A la différence de l'entretien semi-directif composé de questions plus ou moins encadrées mais ouvertes, cette méthode participante me permet d'observer comment vivent les habitants chinois, leurs difficultés, leurs interactions avec les institutions publiques ou privées, ainsi que leur bonheur et soucis, en les accompagnant dans la vie quotidienne.

Au début, je ne me suis pas rendue compte de l’efficacité de l'observation participante, à cette époque-là, j’étais préoccupée de connaître les habitants, de créer des liens avec eux, afin d’avoir des rendez-vous avec ces enquêtés pour faires des entretiens semi-directifs. J’étais

61 tellement préoccupée par l’ « entretien », qu’après une longue période d’observation, j’étais angoissée du fait que ma présence régulière au quartier n’aboutissait pas à de nombreux entretiens. J’ai parlé de mon angoisse à mes deux directeurs, et grâce à ces échanges, j’ai commencé à réfléchir autrement aux différentes méthodes de recherche.

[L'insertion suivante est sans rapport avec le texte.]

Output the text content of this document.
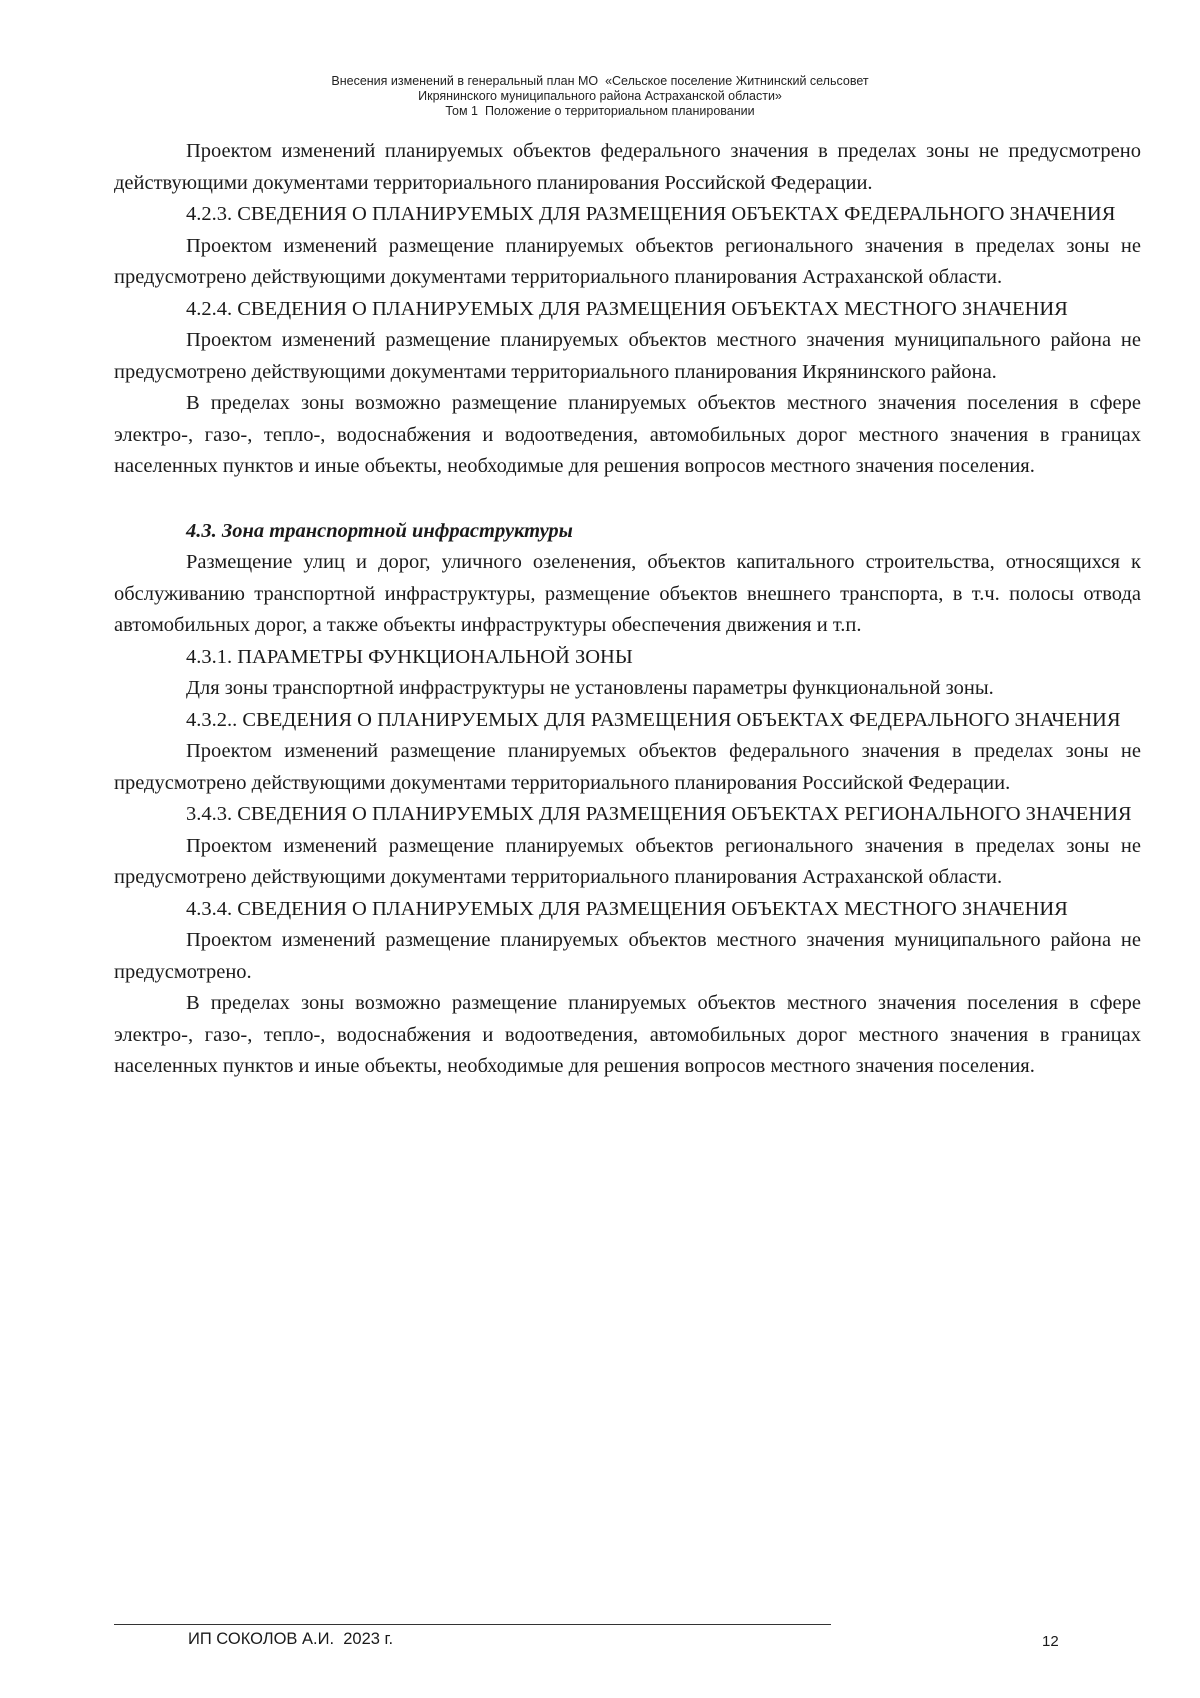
Внесения изменений в генеральный план МО  «Сельское поселение Житнинский сельсовет
Икрянинского муниципального района Астраханской области»
Том 1  Положение о территориальном планировании

Проектом изменений планируемых объектов федерального значения в пределах зоны не предусмотрено действующими документами территориального планирования Российской Федерации.

4.2.3. СВЕДЕНИЯ О ПЛАНИРУЕМЫХ ДЛЯ РАЗМЕЩЕНИЯ ОБЪЕКТАХ ФЕДЕРАЛЬНОГО ЗНАЧЕНИЯ

Проектом изменений размещение планируемых объектов регионального значения в пределах зоны не предусмотрено действующими документами территориального планирования Астраханской области.

4.2.4. СВЕДЕНИЯ О ПЛАНИРУЕМЫХ ДЛЯ РАЗМЕЩЕНИЯ ОБЪЕКТАХ МЕСТНОГО ЗНАЧЕНИЯ

Проектом изменений размещение планируемых объектов местного значения муниципального района не предусмотрено действующими документами территориального планирования Икрянинского района.

В пределах зоны возможно размещение планируемых объектов местного значения поселения в сфере электро-, газо-, тепло-, водоснабжения и водоотведения, автомобильных дорог местного значения в границах населенных пунктов и иные объекты, необходимые для решения вопросов местного значения поселения.

4.3. Зона транспортной инфраструктуры

Размещение улиц и дорог, уличного озеленения, объектов капитального строительства, относящихся к обслуживанию транспортной инфраструктуры, размещение объектов внешнего транспорта, в т.ч. полосы отвода автомобильных дорог, а также объекты инфраструктуры обеспечения движения и т.п.

4.3.1. ПАРАМЕТРЫ ФУНКЦИОНАЛЬНОЙ ЗОНЫ

Для зоны транспортной инфраструктуры не установлены параметры функциональной зоны.

4.3.2.. СВЕДЕНИЯ О ПЛАНИРУЕМЫХ ДЛЯ РАЗМЕЩЕНИЯ ОБЪЕКТАХ ФЕДЕРАЛЬНОГО ЗНАЧЕНИЯ

Проектом изменений размещение планируемых объектов федерального значения в пределах зоны не предусмотрено действующими документами территориального планирования Российской Федерации.

3.4.3. СВЕДЕНИЯ О ПЛАНИРУЕМЫХ ДЛЯ РАЗМЕЩЕНИЯ ОБЪЕКТАХ РЕГИОНАЛЬНОГО ЗНАЧЕНИЯ

Проектом изменений размещение планируемых объектов регионального значения в пределах зоны не предусмотрено действующими документами территориального планирования Астраханской области.

4.3.4. СВЕДЕНИЯ О ПЛАНИРУЕМЫХ ДЛЯ РАЗМЕЩЕНИЯ ОБЪЕКТАХ МЕСТНОГО ЗНАЧЕНИЯ

Проектом изменений размещение планируемых объектов местного значения муниципального района не предусмотрено.

В пределах зоны возможно размещение планируемых объектов местного значения поселения в сфере электро-, газо-, тепло-, водоснабжения и водоотведения, автомобильных дорог местного значения в границах населенных пунктов и иные объекты, необходимые для решения вопросов местного значения поселения.

ИП СОКОЛОВ А.И.  2023 г.	12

Bien entendu, l’entretien est une méthode efficace qui nous permet de recueillir autant de matériaux que possible dans un temps donné. Cette méthode est tellement efficace, qu’elle prend une part essentielle dans les manuels d’enquête. L’entretien prend ainsi une place essentielle dans les enquêtes sociologiques, surtout pour les jeunes doctorants. Entre doctorants, on échange sur le nombre et la longueur les entretiens qu’on a déjà faits, on s’interroge pour savoir si ce nombre et cette longueur sont suffisants pour défendre la validité de notre recherche. L’importance de l’entretien est tellement mise en avant, que l’entretien devient l’essentiel de la recherche : plus on fait d’entretiens, plus convaincant est la conclusion des recherches. L’efficacité et l’importance de l’entretien est bien évidemment indéniable, mais quand l’entretien devient le seul critère efficace pour juger la qualité de recherche, cela doit nous questionner sur le mythe de l’ « entretien ». N’étant qu’un moyen d’enquête, la validité de l’entretien n’est pas déterminée par le nombre. Une recherche ethnographique basée sur cent entretiens ne sera pas plus valide que celle basée sur cinquante entretiens. Par contre, l’entretien est un moyen efficace couplé avec les informations provenant d’autres méthodes, tels que l’observation participante. Imaginons une recherche ethnographique qui fait de nombreux entretiens dans une période courte, sans avoir d’interaction à long terme avec les enquêtés par avance, croyons-nous alors à la validité de cette recherche ? Si les chercheurs ne connaissent pas bien leurs enquêtés, comment peuvent-ils interpréter les discours des enquêtés ? Dans ce sens-là, plusieurs entretiens ne suffisent pas, il faut une interaction à long terme pour avoir des connaissances pour interpréter les informations. Le risque en effet est que l’enquêté veuille donner une image de sa situation éloignée de la réalité. Parfois cette image est quasiment une légende créée de toutes pièces pour se protéger. Ainsi, il ne faut pas non seulement écouter ce que les enquêtés veulent dire, mais aussi observer ce qu’ils font. En comparant les discours et les pratiques, on peut comprendre les discours transmis lors de l’entretien, ce qui nous permet de mieux saisir la complexité et les différentes représentations de soi des enquêtés (voir l’encadré 1 à la fin de ce chapitre).